Çanakkale’ye vardığımızda kısa bir mola daha verdik. Sonra köprünün yakınından ikamet edeceğimiz kamp alanına doğru yeniden yola çıktık. 1915 Çanakkale Köprüsü’nün yakınından geçtik. Köprü oldukça büyüktü. Dünyanın en uzun asma köprüsü şu an 1915 Çanakkale Köprüsü’ymüş.

Eceabat Konukevi’ne gelmeden rehberle buluştuk. Rehberimiz Bilal Deniz Kozaklı’ydı.

Konukevi’ne yerleştikten sonra Bilal Deniz Bey’in rehberliğinde şehitlikleri gezmeye başladık. Kilitbahir’e gelmeden Bilal Deniz Bey’in verdiği bazı bilgiler şöyleydi:

Kilitbahir tabyalarının olduğu yerin tam karşısında Çimenlik Kalesi vardı. 1462 yılında yapılmış. Çimenlik Kalesi ve tam karşısında da Kilitbahir Kalesi aynı sene Fatih Sultan Mehmed tarafından yaptırılmış. Bu iki kalenin arası 1251 metre. Boğazın en dar yeri burasıymış.  Bu kaleler savaş zamanı etkin bir şekilde kullanılmış.

Kilitbahir şimdi bir köy. Köyün bağlı bulunduğu ilçe olan Eceabat ise Çanakkale savaşlarının yoğun bir şekilde yaşandığı yerleri içinde barındırıyor.

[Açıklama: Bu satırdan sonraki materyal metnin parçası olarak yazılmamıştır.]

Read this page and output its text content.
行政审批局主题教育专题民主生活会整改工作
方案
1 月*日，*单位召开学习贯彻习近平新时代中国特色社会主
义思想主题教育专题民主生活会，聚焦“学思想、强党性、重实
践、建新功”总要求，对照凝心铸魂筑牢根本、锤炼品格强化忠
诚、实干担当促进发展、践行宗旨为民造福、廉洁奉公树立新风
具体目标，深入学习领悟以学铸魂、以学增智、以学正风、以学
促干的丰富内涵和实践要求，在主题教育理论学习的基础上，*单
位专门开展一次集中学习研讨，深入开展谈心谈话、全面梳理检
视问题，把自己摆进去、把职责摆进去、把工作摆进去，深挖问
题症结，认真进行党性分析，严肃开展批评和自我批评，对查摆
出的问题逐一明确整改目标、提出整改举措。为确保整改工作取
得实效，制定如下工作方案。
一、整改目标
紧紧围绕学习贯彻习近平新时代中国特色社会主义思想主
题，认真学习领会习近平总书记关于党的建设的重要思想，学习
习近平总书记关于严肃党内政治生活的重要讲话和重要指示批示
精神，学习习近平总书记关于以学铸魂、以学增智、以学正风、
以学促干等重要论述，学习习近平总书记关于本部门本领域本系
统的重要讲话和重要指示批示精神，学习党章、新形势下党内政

Çanakkale, Osmanlılar döneminde Kale-i Sultaniye adıyla biliniyor. Diğer bir şekilde kaleler şehri. Burada 20 civarında kale varmış. Çoğu harap olmuş.

Deniz Bey, bize bu bilgileri verirken otobüs Kilitbahir Kalesi ve tabyalarının olduğu yere giriş yaptı. Bu kale rehberin ifadesiyle üç yapraklı bir yonca gibiydi. Bir kuleyi Kanuni Sultan Süleyman yaptırmış. Biz sonra Namazgah Tabyalarını geldik. Burada rehberimiz yine bize bazı bilgiler verdi.

Burada yirmi altı civarında tabya ve on dört top bulunuyormuş. Bunlara aynı zamanda bonet adı da veriliyormuş. Bonet cephanelik demekmiş. Bunlar bir bakıma boğazın kontrolü için yapılmış.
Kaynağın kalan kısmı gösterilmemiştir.